Consumer satisfaction with the services provided by estate agents has improved – 88 per cent of both buyers and sellers were satisfied with the service provided by estate agents, a higher level of satisfaction than five years ago (72 per cent of buyers and 74 per cent of sellers). The majority of consumer complaints in the sector are about the individual buyer or seller on the other side of the transaction or their solicitor, rather than with the estate agent involved.
One of the surveys asked Trading Standards about enforcement action against estate agents. On average, 24 per cent of estate agents were found not to be complying with the relevant regulations on the first visit from Trading Standards officers.
The research also covered the question of fees received by estate agents on services provided to buyers such as referrals for mortgages, surveys, legal advice and other services. On average, estate agents made recommendations about the providers of such ancillary services to 65 per cent of buyers and 36 per cent of buyers took up these recommendations and went on to use at least one of these services.
Most buyers said that the estate agent had described the options available for taking third party services, but did not push them – the majority (82 per cent) did not feel that they had received a ‘hard sell’.
In the home buying and selling process, estate agents represent the seller. When asked whose interests they felt the estate agent from whom they bought their property was representing, 53 per cent of buyers felt that the estate agent was working equally on behalf of them and the seller, 40 per cent felt that the estate agent was working mostly on the seller’s behalf, while six per cent felt that the estate agent was working mostly on their behalf, as a buyer.

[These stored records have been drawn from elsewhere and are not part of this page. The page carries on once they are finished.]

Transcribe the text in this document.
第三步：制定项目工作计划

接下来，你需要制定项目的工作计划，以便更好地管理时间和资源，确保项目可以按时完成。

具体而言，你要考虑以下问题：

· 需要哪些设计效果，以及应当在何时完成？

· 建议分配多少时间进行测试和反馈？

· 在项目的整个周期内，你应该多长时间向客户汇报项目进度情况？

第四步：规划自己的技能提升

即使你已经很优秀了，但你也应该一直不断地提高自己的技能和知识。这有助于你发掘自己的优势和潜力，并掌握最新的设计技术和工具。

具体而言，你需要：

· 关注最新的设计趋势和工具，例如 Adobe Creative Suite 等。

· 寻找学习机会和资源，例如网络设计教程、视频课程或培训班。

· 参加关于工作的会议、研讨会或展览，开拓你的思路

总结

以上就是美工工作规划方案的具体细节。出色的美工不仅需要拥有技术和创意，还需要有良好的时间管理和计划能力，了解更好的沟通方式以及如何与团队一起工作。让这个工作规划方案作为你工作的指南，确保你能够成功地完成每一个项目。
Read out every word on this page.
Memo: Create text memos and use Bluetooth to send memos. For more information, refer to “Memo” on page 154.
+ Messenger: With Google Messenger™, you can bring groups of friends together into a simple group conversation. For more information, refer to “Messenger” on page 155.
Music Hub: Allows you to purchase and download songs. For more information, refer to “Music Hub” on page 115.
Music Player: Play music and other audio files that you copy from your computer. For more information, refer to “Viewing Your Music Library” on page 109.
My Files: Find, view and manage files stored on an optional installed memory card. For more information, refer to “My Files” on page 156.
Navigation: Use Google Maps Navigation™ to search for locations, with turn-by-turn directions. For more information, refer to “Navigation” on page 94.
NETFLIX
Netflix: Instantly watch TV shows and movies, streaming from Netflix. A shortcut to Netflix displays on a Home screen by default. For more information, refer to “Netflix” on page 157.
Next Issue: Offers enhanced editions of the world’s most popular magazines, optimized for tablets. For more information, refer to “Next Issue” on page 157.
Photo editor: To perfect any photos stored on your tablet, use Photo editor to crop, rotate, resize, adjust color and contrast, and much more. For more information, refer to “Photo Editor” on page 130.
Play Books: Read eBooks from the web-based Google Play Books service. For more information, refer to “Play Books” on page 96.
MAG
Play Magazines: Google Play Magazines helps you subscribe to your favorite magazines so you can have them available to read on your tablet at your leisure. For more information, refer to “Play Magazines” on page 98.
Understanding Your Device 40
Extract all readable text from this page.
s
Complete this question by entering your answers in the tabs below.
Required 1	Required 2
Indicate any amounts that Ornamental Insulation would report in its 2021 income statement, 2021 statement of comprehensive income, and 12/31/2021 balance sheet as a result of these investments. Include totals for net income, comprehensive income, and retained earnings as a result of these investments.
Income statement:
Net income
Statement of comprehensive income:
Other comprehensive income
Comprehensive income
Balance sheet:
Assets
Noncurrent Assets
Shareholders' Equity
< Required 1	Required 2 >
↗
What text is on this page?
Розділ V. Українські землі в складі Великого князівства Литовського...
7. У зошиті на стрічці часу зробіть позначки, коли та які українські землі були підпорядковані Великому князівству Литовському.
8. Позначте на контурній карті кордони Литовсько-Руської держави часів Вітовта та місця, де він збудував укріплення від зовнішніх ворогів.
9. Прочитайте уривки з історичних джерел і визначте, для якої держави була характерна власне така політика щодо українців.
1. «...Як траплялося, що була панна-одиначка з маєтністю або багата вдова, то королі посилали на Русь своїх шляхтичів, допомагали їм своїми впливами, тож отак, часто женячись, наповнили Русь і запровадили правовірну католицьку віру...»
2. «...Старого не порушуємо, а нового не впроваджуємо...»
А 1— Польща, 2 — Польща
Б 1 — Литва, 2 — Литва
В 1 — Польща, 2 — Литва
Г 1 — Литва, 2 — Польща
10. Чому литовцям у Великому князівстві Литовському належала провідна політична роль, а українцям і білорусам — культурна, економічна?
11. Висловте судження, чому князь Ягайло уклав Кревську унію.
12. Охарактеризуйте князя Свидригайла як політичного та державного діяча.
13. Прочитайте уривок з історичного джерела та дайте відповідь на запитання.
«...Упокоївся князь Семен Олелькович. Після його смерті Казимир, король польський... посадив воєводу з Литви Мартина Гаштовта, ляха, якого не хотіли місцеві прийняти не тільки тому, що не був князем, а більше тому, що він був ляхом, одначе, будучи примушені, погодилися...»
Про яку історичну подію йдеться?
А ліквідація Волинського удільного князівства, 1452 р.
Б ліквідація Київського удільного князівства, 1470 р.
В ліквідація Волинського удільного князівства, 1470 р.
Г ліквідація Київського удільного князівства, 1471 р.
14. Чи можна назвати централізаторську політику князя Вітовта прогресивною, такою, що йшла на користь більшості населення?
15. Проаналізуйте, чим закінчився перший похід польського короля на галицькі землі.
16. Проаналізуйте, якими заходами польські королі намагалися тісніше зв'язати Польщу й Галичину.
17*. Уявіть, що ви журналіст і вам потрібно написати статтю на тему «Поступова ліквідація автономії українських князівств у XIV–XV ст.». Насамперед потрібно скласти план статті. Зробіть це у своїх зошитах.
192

Nineteen per cent of buyers said they had experienced a purchase falling through after they had made an offer that the seller had accepted – the most common reason for a sale falling through was another buyer made a better offer, followed by the buyer withdrawing after a survey showed problems with the house, and problems elsewhere in the chain.
Heather Clayton, OFT Senior Director of Infrastructure, said:
‘This is important research which updates the available evidence about the process of buying and selling a home and current and future developments in the sector. For example, it shows the enormous potential for new internet-based business models in home buying and selling.
Our final report will look at, among other things, how new ways of buying and selling a home may develop in the future, whether there is scope to improve consumer protection enforcement, consumer awareness of potential pitfalls in the process and ancillary services sold by estate agents.’